Jimmie Durham. Streets of Rome and Other Stories
Pascale Marthine Tayou. Secret Garden
November 29, 2012–February 10, 2013
Opening: November 28, 7pm
MACRO – The Museum of Contemporary Art of Rome
Via Nizza 138, Rome
Hours: Tuesday–Sunday 11–7pm; Saturday 11–10pm
MACRO is pleased to present two large exhibitions: Streets of Rome and Other Stories by American artist Jimmie Durham and Secret Garden by Cameroonian artist Pascale Marthine Tayou. Both exhibitions were curated by Bartolomeo Pietromarchi.
Streets of Rome and Other Stories isthe first large solo exhibition in an Italian public museum dedicated to Jimmie Durham, celebrating the long career of one of the world’s most recognized and established artists, characterized by a critical and political commitment.
The exhibition moves between installations, drawings and videos, and is meant to gather the artist’s most significant works from the past ten years. The aim is to also provide the public with a new and transversal look across his formal and critical poetic universe, in which objects and materials regain a primitive and pre-verbal strength, becoming symbols of a new cosmogony at the boundary between nature, technology and civilization.
Moving from reflection on the special and close relationship with Rome—where Durham lived for five years, from 2007 to 2012—and the important role the Capital has had in recent productions, the title of the exhibition is borrowed from the work La strada di Roma, presented in 2011 at MACRO Testaccio. The most important works that the artist created in those years will also be displayed, including: Templum: Il sacro, il profano ed altro (2007), Spring Fever (2010), Underground and Cloud Connections (2012).

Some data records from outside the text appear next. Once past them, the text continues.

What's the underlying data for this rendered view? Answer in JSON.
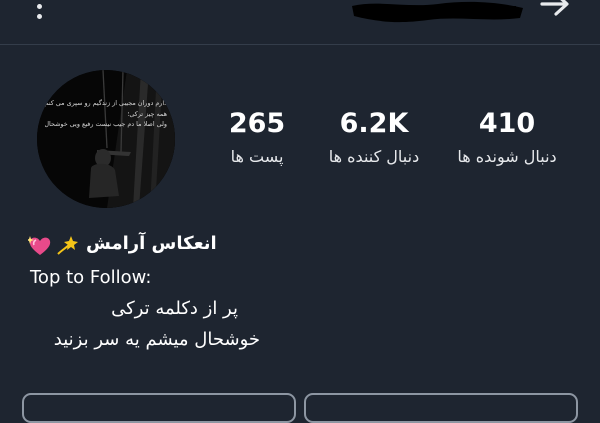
{
  "header": {
    "menu_icon": "more-vertical-icon",
    "back_icon": "arrow-right-icon"
  },
  "profile": {
    "avatar_caption_lines": [
      "دارم دوران مجیبی از زندگیم رو سپری می کنم",
      "همه چیز ترکی؛",
      "ولی اصلا ما دم جیب نیست رفیع ویی خوشحال نمیبه"
    ],
    "stats": [
      {
        "value": "265",
        "label": "پست ها"
      },
      {
        "value": "6.2K",
        "label": "دنبال کننده ها"
      },
      {
        "value": "410",
        "label": "دنبال شونده ها"
      }
    ],
    "display_name": "انعکاس آرامش",
    "name_emojis": [
      "sparkling-heart",
      "dizzy-star"
    ],
    "bio_lines": [
      "Top to Follow:",
      "پر از دکلمه ترکی",
      "خوشحال میشم یه سر بزنید"
    ]
  },
  "colors": {
    "background": "#1e2530",
    "text": "#ffffff",
    "button_border": "#8d96a2",
    "heart_pink": "#e84a8a",
    "star_yellow": "#f5c518"
  }
}
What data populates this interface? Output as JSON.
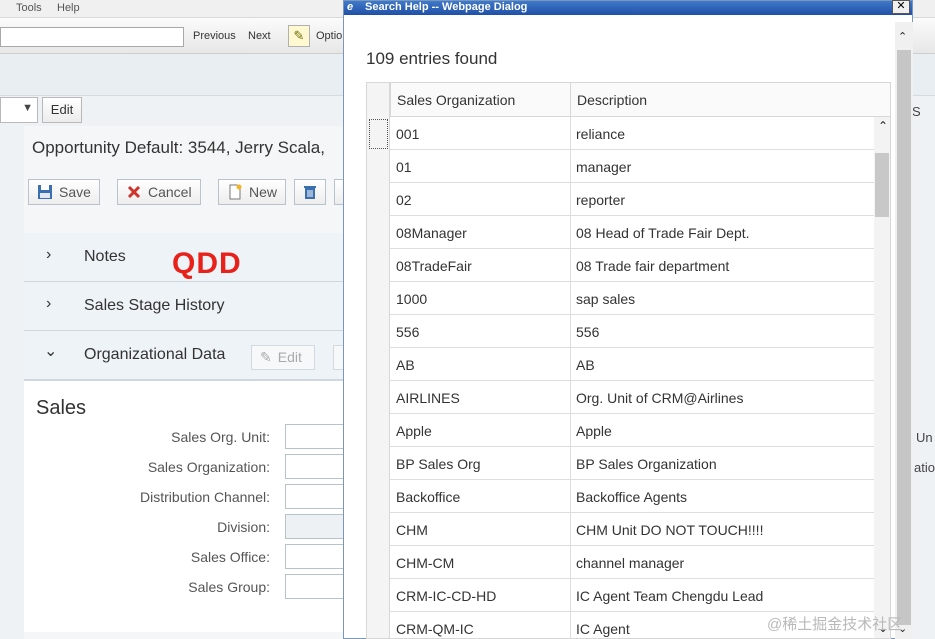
{
  "browser": {
    "menu": [
      "Tools",
      "Help"
    ],
    "toolbar": {
      "previous": "Previous",
      "next": "Next",
      "options": "Optio"
    }
  },
  "crm": {
    "edit_top": "Edit",
    "right_edge_s": "S",
    "title": "Opportunity Default: 3544, Jerry Scala,",
    "actions": {
      "save": "Save",
      "cancel": "Cancel",
      "new": "New"
    },
    "sections": [
      {
        "label": "Notes",
        "expanded": false
      },
      {
        "label": "Sales Stage History",
        "expanded": false
      },
      {
        "label": "Organizational Data",
        "expanded": true
      }
    ],
    "annotation": "QDD",
    "org_edit": "Edit",
    "sales_heading": "Sales",
    "fields": [
      {
        "label": "Sales Org. Unit:",
        "disabled": false
      },
      {
        "label": "Sales Organization:",
        "disabled": false
      },
      {
        "label": "Distribution Channel:",
        "disabled": false
      },
      {
        "label": "Division:",
        "disabled": true
      },
      {
        "label": "Sales Office:",
        "disabled": false
      },
      {
        "label": "Sales Group:",
        "disabled": false
      }
    ],
    "right_edge_un": "Un",
    "right_edge_ation": "ation"
  },
  "dialog": {
    "title": "Search Help -- Webpage Dialog",
    "close": "✕",
    "entries_found": "109 entries found",
    "columns": [
      "Sales Organization",
      "Description"
    ],
    "rows": [
      [
        "001",
        "reliance"
      ],
      [
        "01",
        "manager"
      ],
      [
        "02",
        "reporter"
      ],
      [
        "08Manager",
        "08 Head of Trade Fair Dept."
      ],
      [
        "08TradeFair",
        "08 Trade fair department"
      ],
      [
        "1000",
        "sap sales"
      ],
      [
        "556",
        "556"
      ],
      [
        "AB",
        "AB"
      ],
      [
        "AIRLINES",
        "Org. Unit of CRM@Airlines"
      ],
      [
        "Apple",
        "Apple"
      ],
      [
        "BP Sales Org",
        "BP Sales Organization"
      ],
      [
        "Backoffice",
        "Backoffice Agents"
      ],
      [
        "CHM",
        "CHM Unit DO NOT TOUCH!!!!"
      ],
      [
        "CHM-CM",
        "channel manager"
      ],
      [
        "CRM-IC-CD-HD",
        "IC Agent Team Chengdu Lead"
      ],
      [
        "CRM-QM-IC",
        "IC Agent"
      ]
    ]
  },
  "watermark": "@稀土掘金技术社区"
}
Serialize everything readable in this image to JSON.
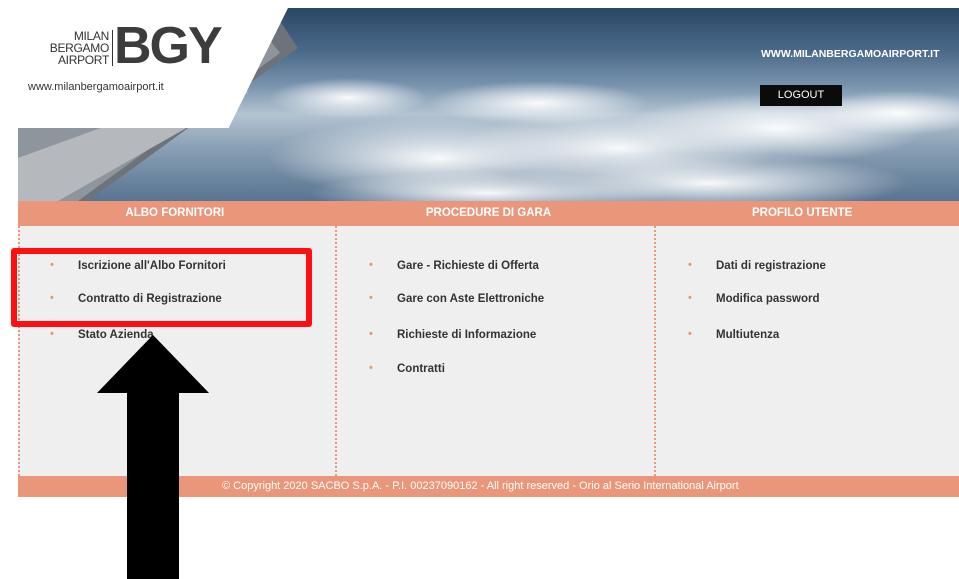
{
  "header": {
    "logo": {
      "small_lines": [
        "MILAN",
        "BERGAMO",
        "AIRPORT"
      ],
      "mark": "BGY",
      "url": "www.milanbergamoairport.it"
    },
    "site_link": "WWW.MILANBERGAMOAIRPORT.IT",
    "logout_label": "LOGOUT"
  },
  "tabs": [
    {
      "label": "ALBO FORNITORI"
    },
    {
      "label": "PROCEDURE DI GARA"
    },
    {
      "label": "PROFILO UTENTE"
    }
  ],
  "columns": [
    {
      "items": [
        "Iscrizione all'Albo Fornitori",
        "Contratto di Registrazione",
        "Stato Azienda"
      ]
    },
    {
      "items": [
        "Gare - Richieste di Offerta",
        "Gare con Aste Elettroniche",
        "Richieste di Informazione",
        "Contratti"
      ]
    },
    {
      "items": [
        "Dati di registrazione",
        "Modifica password",
        "Multiutenza"
      ]
    }
  ],
  "bullet": "•",
  "footer": {
    "text": "© Copyright 2020 SACBO S.p.A. - P.I. 00237090162 - All right reserved - Orio al Serio International Airport"
  },
  "colors": {
    "accent": "#e9967a",
    "highlight_box": "#ff1010",
    "arrow": "#000000",
    "content_bg": "#efefef"
  }
}
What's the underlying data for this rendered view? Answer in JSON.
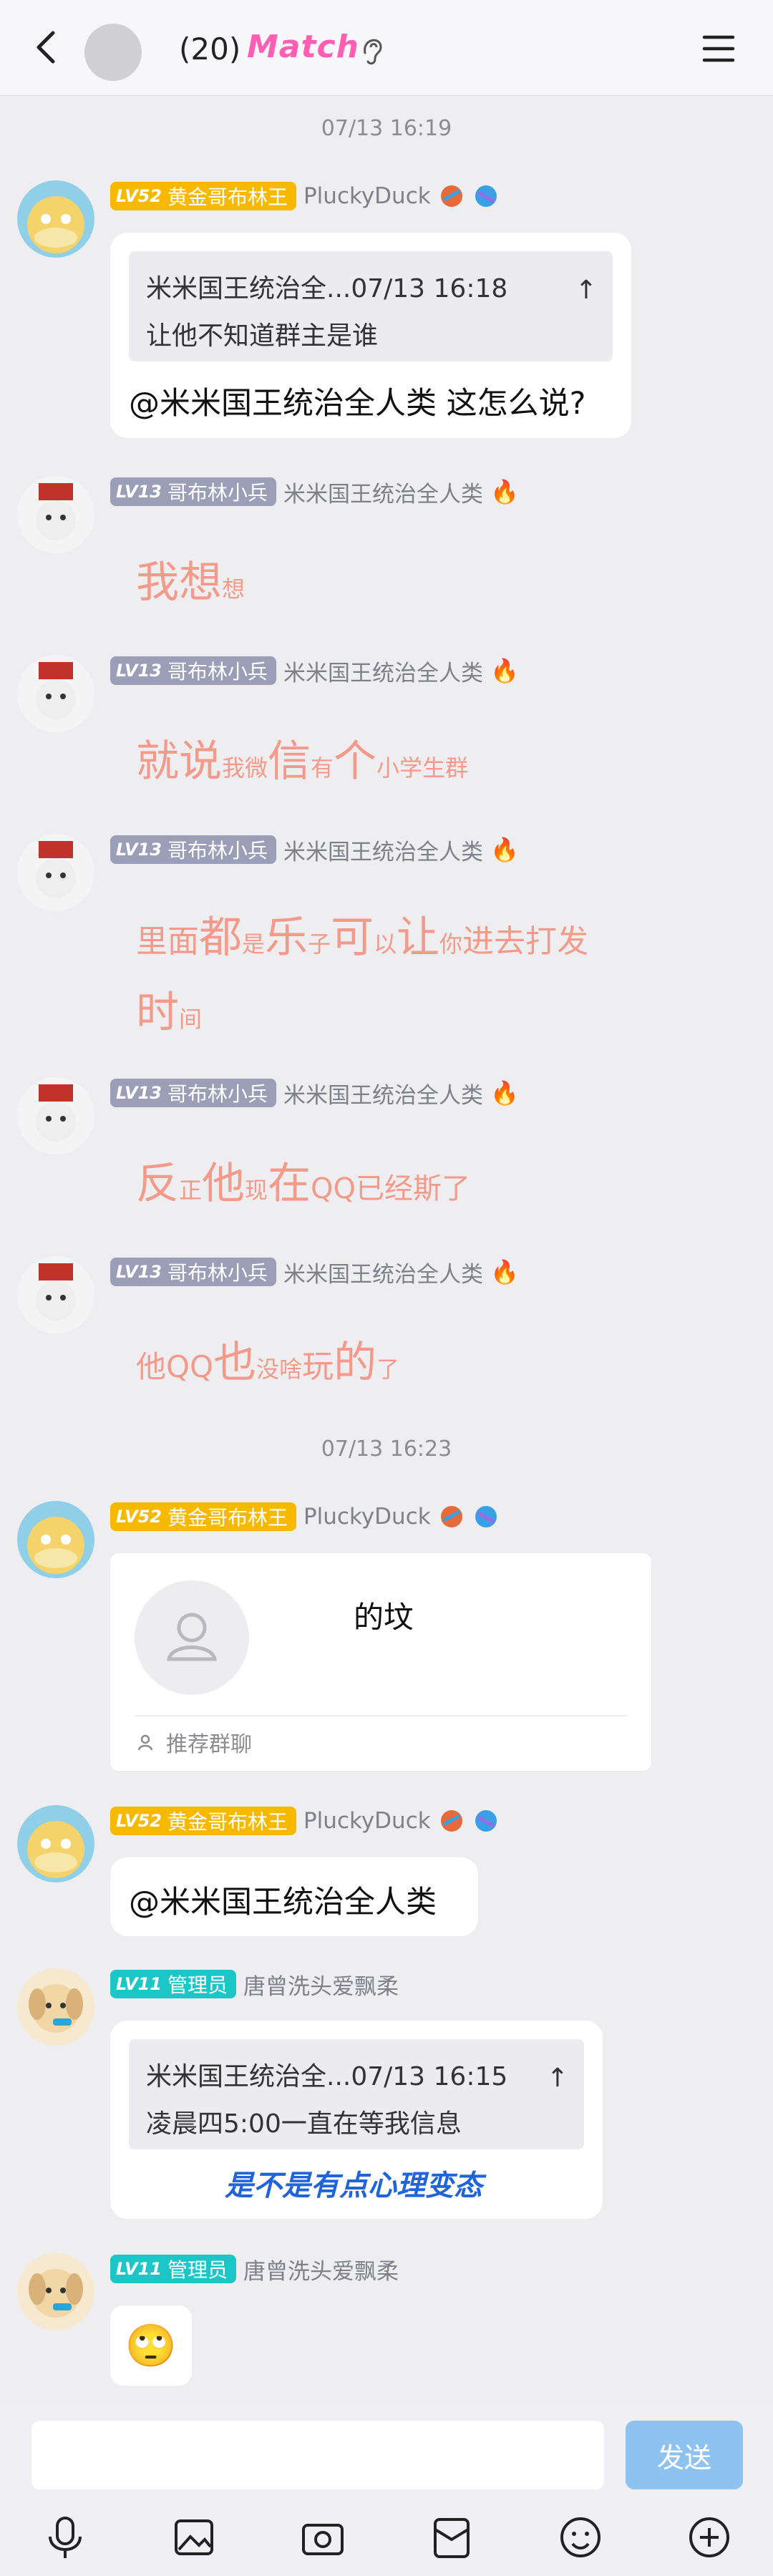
{
  "header": {
    "member_count": "(20)",
    "match_label": "Match",
    "icons": [
      "chevron-left-icon",
      "ear-icon",
      "hamburger-menu-icon"
    ]
  },
  "timestamps": [
    "07/13 16:19",
    "07/13 16:23"
  ],
  "messages": [
    {
      "level": "LV52",
      "title": "黄金哥布林王",
      "name": "PluckyDuck",
      "quote_header": "米米国王统治全...07/13 16:18",
      "quote_body": "让他不知道群主是谁",
      "text": "@米米国王统治全人类 这怎么说?"
    },
    {
      "level": "LV13",
      "title": "哥布林小兵",
      "name": "米米国王统治全人类",
      "sticker": [
        "我",
        "想",
        "想"
      ]
    },
    {
      "level": "LV13",
      "title": "哥布林小兵",
      "name": "米米国王统治全人类",
      "sticker": [
        "就",
        "说",
        "我",
        "微",
        "信",
        "有",
        "个",
        "小学",
        "生群"
      ]
    },
    {
      "level": "LV13",
      "title": "哥布林小兵",
      "name": "米米国王统治全人类",
      "sticker": [
        "里面",
        "都",
        "是",
        "乐",
        "子",
        "可",
        "以",
        "让",
        "你",
        "进去打",
        "发",
        "时",
        "间"
      ]
    },
    {
      "level": "LV13",
      "title": "哥布林小兵",
      "name": "米米国王统治全人类",
      "sticker": [
        "反",
        "正",
        "他",
        "现",
        "在",
        "QQ已经斯了"
      ]
    },
    {
      "level": "LV13",
      "title": "哥布林小兵",
      "name": "米米国王统治全人类",
      "sticker": [
        "他QQ",
        "也",
        "没啥",
        "玩",
        "的",
        "了"
      ]
    },
    {
      "level": "LV52",
      "title": "黄金哥布林王",
      "name": "PluckyDuck",
      "card_name": "的坟",
      "card_footer": "推荐群聊"
    },
    {
      "level": "LV52",
      "title": "黄金哥布林王",
      "name": "PluckyDuck",
      "text": "@米米国王统治全人类"
    },
    {
      "level": "LV11",
      "title": "管理员",
      "name": "唐曾洗头爱飘柔",
      "quote_header": "米米国王统治全...07/13 16:15",
      "quote_body": "凌晨四5:00一直在等我信息",
      "text": "是不是有点心理变态"
    },
    {
      "level": "LV11",
      "title": "管理员",
      "name": "唐曾洗头爱飘柔",
      "emoji": "🙄"
    }
  ],
  "input": {
    "placeholder": "",
    "send_label": "发送"
  },
  "toolbar": [
    "microphone-icon",
    "image-icon",
    "camera-icon",
    "red-packet-icon",
    "emoji-icon",
    "plus-icon"
  ],
  "colors": {
    "level_gold": "#f7b900",
    "level_gray": "#9a9fb7",
    "level_teal": "#1cc6c6",
    "sticker_text": "#f39a8a",
    "link_blue": "#1f64d8"
  }
}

Additionally, the artist will realize a large work created specifically for MACRO that will create a dialogue with some of his most recent works, illustrating his willingness to work with materials found in the area, like Carrara marble and various types of wood.
A series of installations that document his interest in art history and iconography complete the exhibition, including Deposizione (2006), Homage to Constantin Brancusi (2011), Arch de Triumph (Red) (2007) and Joe Hill Painting (2002).
For his solo exhibition at MACRO, Pascale Marthine Tayou, who is among the most significant characters in the international contemporary art scene, will work in situ and in close connection with the exhibition spaces dedicated to the magic of space, suggestive light and architectural forms of the museum, taking advantage of the height and unique extension of the Sala Enel.
There will be the installation The Magic Calabash, made of an enormous quantity of suspended pumpkins, and Black Diamond, an installation in which iron structures in diamond form hang from above in a new arrangement conceived specifically for the museum. Completing the exhibition are works realized for the Musée d’Aquitaine in Bordeaux, such as the sculpture series “Poupées Pascale” dressed in chocolate,”Sauveteur Vendor” and “Masques” carried out in crystal and various materials. All of the works give a platform to the Western conception of African exoticism that is full of energy and vitality, but is also complex and contradictory.
The artist’s work, as his name written in the feminine form delineates, is deliberately heterogeneous and indefinable, elusive in respect to predetermined patterns. The definition of Tayou’s poetic process hangs between the eccentric and colorful story of everyday life and the necessity to mix human characteristics and geographies, cultures and situations, which are not easy to identify.